The idea that we can stop climate change, Koonin argues, is delusional. “If we stop emitting CO2 today, it would still be there in the atmosphere for hundreds of years” he tells me. “If we manage to reduce emissions a little bit, it’ll just accumulate at a slower rate but it’ll still go up.” Even that is hard to do at an acceptable economic cost. During last year’s pandemic lockdowns, when much of the economy ground to a halt, our carbon emissions fell to about 21 percent below 2005 levels — which was less than halfway to the Biden’s administration’s 10-year goal.

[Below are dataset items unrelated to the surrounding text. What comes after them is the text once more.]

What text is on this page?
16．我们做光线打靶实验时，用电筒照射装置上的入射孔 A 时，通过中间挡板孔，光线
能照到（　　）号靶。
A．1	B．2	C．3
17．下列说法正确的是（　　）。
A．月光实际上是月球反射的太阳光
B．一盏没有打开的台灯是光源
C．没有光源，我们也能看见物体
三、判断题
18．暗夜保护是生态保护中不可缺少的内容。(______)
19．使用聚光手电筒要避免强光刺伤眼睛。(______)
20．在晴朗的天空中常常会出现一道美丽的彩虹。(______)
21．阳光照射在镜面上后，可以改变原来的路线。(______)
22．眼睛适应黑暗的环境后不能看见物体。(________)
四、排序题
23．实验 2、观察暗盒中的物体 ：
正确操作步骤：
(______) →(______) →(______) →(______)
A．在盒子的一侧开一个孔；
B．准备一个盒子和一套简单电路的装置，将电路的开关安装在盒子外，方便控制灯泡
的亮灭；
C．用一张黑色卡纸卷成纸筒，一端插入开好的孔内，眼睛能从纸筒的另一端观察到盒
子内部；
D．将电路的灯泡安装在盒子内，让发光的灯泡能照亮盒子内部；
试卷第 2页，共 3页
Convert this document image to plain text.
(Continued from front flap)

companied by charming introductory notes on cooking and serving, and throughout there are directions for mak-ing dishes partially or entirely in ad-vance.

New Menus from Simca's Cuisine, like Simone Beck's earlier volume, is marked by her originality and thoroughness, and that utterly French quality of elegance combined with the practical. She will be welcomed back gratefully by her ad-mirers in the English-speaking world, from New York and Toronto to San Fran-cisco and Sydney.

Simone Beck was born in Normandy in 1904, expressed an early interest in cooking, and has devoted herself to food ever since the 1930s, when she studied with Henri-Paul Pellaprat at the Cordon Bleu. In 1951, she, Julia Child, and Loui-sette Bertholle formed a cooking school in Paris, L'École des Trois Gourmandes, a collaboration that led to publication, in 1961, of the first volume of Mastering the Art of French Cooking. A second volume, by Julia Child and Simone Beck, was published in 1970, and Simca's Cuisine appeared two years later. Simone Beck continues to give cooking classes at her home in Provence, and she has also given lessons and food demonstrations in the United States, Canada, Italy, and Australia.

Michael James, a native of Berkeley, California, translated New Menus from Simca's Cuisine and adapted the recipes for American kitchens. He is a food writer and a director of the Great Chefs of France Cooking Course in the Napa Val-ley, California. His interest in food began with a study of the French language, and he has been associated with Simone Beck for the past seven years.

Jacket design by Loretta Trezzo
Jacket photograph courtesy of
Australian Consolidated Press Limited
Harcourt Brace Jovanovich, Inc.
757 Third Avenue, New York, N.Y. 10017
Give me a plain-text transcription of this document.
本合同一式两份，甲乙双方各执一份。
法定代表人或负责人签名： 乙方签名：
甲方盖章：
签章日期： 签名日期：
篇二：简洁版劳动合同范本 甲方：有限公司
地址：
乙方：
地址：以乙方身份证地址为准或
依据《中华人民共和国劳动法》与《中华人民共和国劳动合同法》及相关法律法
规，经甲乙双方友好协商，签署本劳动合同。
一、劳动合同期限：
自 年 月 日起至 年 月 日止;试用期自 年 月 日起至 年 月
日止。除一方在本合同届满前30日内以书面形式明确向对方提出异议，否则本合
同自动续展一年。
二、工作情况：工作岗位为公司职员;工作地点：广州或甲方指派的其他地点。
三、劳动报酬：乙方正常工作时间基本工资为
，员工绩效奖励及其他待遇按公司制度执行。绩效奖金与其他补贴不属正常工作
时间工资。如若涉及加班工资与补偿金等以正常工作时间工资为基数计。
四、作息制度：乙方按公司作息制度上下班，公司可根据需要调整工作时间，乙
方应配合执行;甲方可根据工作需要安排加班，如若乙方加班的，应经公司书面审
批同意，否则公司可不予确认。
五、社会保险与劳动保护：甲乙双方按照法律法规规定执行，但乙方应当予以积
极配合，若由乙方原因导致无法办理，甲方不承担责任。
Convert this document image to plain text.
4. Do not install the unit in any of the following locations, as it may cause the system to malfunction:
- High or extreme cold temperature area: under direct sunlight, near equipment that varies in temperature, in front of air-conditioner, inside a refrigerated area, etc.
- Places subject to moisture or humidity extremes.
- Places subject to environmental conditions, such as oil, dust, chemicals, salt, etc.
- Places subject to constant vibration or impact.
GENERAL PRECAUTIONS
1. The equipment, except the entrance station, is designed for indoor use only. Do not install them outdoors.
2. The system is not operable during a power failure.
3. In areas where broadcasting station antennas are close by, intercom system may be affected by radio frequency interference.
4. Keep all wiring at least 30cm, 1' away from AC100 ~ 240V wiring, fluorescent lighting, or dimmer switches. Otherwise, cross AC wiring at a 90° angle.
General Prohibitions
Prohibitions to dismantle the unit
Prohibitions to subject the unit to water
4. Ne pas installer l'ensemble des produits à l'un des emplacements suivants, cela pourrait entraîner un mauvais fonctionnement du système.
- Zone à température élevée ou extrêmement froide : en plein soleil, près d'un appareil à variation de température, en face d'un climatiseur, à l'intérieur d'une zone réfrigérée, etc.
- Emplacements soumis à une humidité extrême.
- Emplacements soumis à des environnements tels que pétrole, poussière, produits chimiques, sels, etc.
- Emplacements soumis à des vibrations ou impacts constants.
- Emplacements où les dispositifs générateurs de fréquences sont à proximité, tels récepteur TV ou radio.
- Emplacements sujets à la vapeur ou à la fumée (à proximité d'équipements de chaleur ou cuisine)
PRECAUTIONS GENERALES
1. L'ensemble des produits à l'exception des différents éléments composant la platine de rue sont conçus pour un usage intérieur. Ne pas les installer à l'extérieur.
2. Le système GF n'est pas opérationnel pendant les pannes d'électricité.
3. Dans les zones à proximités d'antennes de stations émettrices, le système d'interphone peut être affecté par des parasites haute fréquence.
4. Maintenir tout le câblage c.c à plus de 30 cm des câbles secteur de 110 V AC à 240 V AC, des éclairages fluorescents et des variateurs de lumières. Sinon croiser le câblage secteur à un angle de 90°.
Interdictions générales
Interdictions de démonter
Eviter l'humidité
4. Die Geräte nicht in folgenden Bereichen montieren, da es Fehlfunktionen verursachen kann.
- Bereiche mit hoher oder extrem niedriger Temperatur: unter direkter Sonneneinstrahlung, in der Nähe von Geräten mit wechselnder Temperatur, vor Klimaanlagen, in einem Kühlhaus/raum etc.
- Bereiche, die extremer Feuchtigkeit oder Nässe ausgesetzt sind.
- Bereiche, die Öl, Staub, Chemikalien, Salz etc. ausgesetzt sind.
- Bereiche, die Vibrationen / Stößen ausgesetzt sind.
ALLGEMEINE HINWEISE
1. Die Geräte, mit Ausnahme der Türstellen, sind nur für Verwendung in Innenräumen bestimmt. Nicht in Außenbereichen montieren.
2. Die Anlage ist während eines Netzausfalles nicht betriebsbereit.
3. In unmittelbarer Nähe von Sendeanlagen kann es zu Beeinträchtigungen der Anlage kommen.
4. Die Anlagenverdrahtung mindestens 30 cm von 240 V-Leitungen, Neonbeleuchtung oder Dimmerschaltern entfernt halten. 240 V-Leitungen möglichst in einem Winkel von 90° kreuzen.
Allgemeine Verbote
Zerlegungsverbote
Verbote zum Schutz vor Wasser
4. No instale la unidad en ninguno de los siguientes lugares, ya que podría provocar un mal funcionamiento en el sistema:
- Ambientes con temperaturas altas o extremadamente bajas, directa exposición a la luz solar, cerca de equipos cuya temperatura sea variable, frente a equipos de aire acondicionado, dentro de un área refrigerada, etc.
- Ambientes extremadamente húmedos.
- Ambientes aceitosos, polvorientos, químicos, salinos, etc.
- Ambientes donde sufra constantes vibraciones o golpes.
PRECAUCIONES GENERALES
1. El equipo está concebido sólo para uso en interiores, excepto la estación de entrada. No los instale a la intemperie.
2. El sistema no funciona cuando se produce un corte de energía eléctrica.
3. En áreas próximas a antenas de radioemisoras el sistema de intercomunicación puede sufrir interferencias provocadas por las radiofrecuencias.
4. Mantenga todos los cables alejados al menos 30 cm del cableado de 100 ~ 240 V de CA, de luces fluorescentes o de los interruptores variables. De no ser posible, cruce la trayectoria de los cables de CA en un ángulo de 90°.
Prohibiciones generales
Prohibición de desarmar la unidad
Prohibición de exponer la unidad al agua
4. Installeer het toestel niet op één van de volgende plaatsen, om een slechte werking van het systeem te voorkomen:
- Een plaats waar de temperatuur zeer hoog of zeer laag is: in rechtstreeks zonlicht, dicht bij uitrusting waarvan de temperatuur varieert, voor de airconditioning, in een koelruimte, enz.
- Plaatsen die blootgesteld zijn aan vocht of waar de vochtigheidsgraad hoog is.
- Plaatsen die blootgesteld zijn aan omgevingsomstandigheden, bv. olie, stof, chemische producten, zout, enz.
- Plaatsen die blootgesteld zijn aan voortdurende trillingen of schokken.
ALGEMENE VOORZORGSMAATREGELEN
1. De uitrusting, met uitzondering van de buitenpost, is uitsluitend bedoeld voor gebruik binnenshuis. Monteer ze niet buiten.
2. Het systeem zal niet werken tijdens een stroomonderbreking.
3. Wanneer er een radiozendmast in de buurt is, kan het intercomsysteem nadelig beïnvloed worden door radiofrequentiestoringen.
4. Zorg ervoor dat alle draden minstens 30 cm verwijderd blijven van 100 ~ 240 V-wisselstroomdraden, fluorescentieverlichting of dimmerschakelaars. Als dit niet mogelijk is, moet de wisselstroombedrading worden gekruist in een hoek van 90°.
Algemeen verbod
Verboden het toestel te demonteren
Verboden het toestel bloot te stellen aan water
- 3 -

In fact, adaptation is the only choice we have, Koonin says. Climate change “will be gradual, and human ingenuity will certainly get us through this, if not allow us to prosper.” Indeed, Koonin notes there are advantages to a changing climate, such as the greening of the planet through increased vegetation, which he believes will dramatically increase the food supply for the world’s population. “So, this is not at all an unmitigated disaster as people would have you believe,” he says. “We’ll learn to take advantage of whatever changes happen rather than simply tolerate them. That’s what humans do, and we’re pretty good at it.”
Mankind has adapted to climate change before, and we’ll do it again — the doomsaying of the climate alarmists notwithstanding.